一真はお鳥の腕から逃れようと、懇親の力をこめ、体を動かした。
しかしお鳥の方が速かった。
お鳥は一真の体を抱え込んだまま、みぞおちに当身をした。
「う!」
一真は一声呻くと、ぐったりと気を失い、お鳥はその体をひょいっと担ぎ上げた。
「さて、これで佐倉一真は確保したぞ。サシバも捕まえたしな。まあ、ユギは逃げたが、雷華と並ぶ半人前だ、さして大きな害はないだろう。後は、キヌガサの死体だな。この先だと言っていたが・・・」
お鳥は道の向こうを見て、風のように走り出した。
しかし、道にそれらしいものは中々見えてこない。
やがて一本松が見えてきた。
お鳥は走りを止めた。
そして、片眉をぴくりと上げた。
「どういうことだ・・・?」
そこには戦いがあったことを物語る荒れた足跡と、切られた着物の布地がはらはらと散っていた。

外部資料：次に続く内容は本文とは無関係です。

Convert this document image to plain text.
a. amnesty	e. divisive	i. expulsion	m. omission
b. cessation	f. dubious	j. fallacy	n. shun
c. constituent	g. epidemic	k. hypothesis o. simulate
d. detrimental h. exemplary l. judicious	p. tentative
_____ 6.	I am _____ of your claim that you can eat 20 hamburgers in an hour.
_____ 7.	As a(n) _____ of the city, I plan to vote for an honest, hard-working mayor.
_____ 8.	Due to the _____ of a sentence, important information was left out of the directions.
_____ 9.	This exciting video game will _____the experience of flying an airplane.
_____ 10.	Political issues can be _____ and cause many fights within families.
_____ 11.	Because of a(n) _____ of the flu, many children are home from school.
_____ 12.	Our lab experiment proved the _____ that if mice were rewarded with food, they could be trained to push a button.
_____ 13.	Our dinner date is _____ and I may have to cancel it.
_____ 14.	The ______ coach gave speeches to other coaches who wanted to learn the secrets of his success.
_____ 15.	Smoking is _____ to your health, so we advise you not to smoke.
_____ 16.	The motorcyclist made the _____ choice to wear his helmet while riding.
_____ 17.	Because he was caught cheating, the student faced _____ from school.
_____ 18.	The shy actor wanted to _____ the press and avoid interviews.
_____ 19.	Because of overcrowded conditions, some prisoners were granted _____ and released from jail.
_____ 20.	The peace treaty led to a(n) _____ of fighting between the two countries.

しかし、わずかな血だまりが残っているだけで、キヌガサの姿はどこにもない。
「暗殺剣をくらって逃げるとは・・・」
虚空を睨みながらお鳥は呟いた。
そして、少し笑みを浮かべる。
「ふん。しぶといやつめ。しかしキヌガサ。お前はもう逃れられないぞ。黒鍬、伊賀者、他の大勢の忍がお前を狙っているからな。死にぞこなった事を後悔しても、後の祭りだぞ」
お鳥はそう呟くと、一真を背負いなおしやがてまた走り出した。